The eastern state of South Carolina offers residents and visitors a land steeped in history and culture. Founded in 1776 by colonists, the state continues to hold tight to various parts of its past. There is so much to do, learn, and see in the Palmetto State.
South Carolina is known for sandy beaches and Monkey Island and was the first state to secede from the Union. The Palmetto State offers outdoor activities, including hunting, fishing, and golf. It’s home to many historic districts and national parks. The iconic dishes also continue to draw visitors.

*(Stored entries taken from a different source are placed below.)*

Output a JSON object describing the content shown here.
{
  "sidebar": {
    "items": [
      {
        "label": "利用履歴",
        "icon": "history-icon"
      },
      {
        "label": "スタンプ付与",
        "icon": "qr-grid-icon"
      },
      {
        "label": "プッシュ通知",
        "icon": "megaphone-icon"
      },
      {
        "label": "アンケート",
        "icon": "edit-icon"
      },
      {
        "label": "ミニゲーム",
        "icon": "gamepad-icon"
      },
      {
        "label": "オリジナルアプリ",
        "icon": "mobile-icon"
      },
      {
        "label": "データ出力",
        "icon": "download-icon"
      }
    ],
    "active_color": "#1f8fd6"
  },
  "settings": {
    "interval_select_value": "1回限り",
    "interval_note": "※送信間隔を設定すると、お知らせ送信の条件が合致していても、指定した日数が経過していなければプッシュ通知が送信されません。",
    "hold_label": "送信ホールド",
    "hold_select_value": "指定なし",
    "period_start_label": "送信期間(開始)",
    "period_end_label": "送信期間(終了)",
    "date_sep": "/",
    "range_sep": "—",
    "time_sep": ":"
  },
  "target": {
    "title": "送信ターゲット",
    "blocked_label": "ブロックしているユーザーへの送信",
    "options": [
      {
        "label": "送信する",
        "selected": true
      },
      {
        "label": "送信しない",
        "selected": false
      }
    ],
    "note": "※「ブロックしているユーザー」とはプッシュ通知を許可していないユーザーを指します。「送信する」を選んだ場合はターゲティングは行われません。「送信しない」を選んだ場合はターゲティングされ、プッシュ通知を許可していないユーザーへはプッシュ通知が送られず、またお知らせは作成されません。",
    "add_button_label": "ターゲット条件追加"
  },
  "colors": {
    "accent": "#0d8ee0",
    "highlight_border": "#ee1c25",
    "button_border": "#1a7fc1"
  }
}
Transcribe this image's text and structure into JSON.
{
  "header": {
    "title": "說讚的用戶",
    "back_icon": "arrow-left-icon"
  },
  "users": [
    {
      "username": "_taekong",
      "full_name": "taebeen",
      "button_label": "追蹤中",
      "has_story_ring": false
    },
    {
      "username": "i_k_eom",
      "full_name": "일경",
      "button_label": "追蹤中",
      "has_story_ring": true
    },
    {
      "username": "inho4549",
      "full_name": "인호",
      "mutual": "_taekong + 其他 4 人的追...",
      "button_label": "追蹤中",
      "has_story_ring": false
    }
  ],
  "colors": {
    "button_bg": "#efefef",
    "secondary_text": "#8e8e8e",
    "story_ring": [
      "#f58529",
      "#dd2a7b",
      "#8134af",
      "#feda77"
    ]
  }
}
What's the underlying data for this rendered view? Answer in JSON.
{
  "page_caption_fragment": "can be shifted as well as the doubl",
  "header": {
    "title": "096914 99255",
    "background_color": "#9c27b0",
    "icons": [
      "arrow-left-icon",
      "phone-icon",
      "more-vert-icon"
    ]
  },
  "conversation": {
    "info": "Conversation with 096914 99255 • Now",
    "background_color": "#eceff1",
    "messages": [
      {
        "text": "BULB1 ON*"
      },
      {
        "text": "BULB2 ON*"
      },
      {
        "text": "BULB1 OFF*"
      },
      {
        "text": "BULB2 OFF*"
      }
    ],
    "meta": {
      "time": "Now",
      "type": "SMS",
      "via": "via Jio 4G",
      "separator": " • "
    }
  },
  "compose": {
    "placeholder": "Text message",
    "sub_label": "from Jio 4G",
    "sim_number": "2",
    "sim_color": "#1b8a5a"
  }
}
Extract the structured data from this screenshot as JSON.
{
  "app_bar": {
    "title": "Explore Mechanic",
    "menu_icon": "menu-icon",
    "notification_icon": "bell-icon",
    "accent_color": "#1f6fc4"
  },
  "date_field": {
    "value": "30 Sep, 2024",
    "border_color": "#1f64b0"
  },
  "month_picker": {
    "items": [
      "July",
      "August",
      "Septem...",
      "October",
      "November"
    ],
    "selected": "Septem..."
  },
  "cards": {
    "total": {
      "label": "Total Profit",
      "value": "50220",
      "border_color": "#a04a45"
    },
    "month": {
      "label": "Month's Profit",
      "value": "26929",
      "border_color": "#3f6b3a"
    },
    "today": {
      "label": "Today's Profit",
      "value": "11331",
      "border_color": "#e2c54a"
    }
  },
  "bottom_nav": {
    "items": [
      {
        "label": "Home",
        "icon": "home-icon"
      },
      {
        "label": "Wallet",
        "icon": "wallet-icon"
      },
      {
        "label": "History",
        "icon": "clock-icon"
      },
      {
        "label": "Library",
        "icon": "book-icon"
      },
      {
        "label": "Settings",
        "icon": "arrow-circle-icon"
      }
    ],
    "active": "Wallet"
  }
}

Once home to the great American Indian tribes such as the Cherokee and Catawba, South Carolina has long attracted people to its beauty and abundance. If you are thinking of visiting South Carolina, please read on to discover why it is so famous and its history, beauty, and activities that it has to offer its visitors and residents.
Nicknamed the Palmetto State
The towering palmettos greet visitors to South Carolina with their slender, single trunks and elongated, broad, deep green leaves. They line the coast and boardwalks of the state, swaying peacefully in the ocean breeze.

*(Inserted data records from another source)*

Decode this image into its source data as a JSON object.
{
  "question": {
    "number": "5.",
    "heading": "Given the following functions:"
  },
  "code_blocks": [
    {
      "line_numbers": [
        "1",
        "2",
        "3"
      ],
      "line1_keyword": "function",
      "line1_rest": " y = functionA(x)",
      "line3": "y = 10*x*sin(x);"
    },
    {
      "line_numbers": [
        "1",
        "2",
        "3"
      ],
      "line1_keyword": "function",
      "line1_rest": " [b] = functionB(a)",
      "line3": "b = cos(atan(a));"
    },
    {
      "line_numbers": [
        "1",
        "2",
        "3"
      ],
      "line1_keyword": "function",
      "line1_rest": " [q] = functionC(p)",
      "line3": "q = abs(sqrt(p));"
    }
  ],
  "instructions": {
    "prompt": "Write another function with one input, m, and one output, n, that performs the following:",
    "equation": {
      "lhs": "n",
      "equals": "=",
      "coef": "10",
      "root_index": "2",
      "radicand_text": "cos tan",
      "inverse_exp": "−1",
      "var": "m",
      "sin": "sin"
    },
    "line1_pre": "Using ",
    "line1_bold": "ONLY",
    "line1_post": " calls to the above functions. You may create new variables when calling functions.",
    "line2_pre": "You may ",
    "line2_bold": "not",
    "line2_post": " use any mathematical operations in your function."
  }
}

While they appear as simply a natural part of the South Carolina landscape, these trees played an important role in South Carolina’s history.
In June 1776, British troops attacked Fort Moultrie on Sullivan Island. Colonel Moultrie defended the land by creating a fort using palmetto tree trunks. The thick, textured tree trunks protected against British attack, thus symbolizing freedom and liberty.
By 1777, the palmetto tree was implemented on the state seal. In 1860, it became a symbol on South Carolina’s flag. However, it wasn’t until 1939 that the state adopted the palmetto as the official state tree.
With over 2,500 miles of coastline (4,023 km), South Carolina boasts some of the most stunning beaches along the Atlantic coast.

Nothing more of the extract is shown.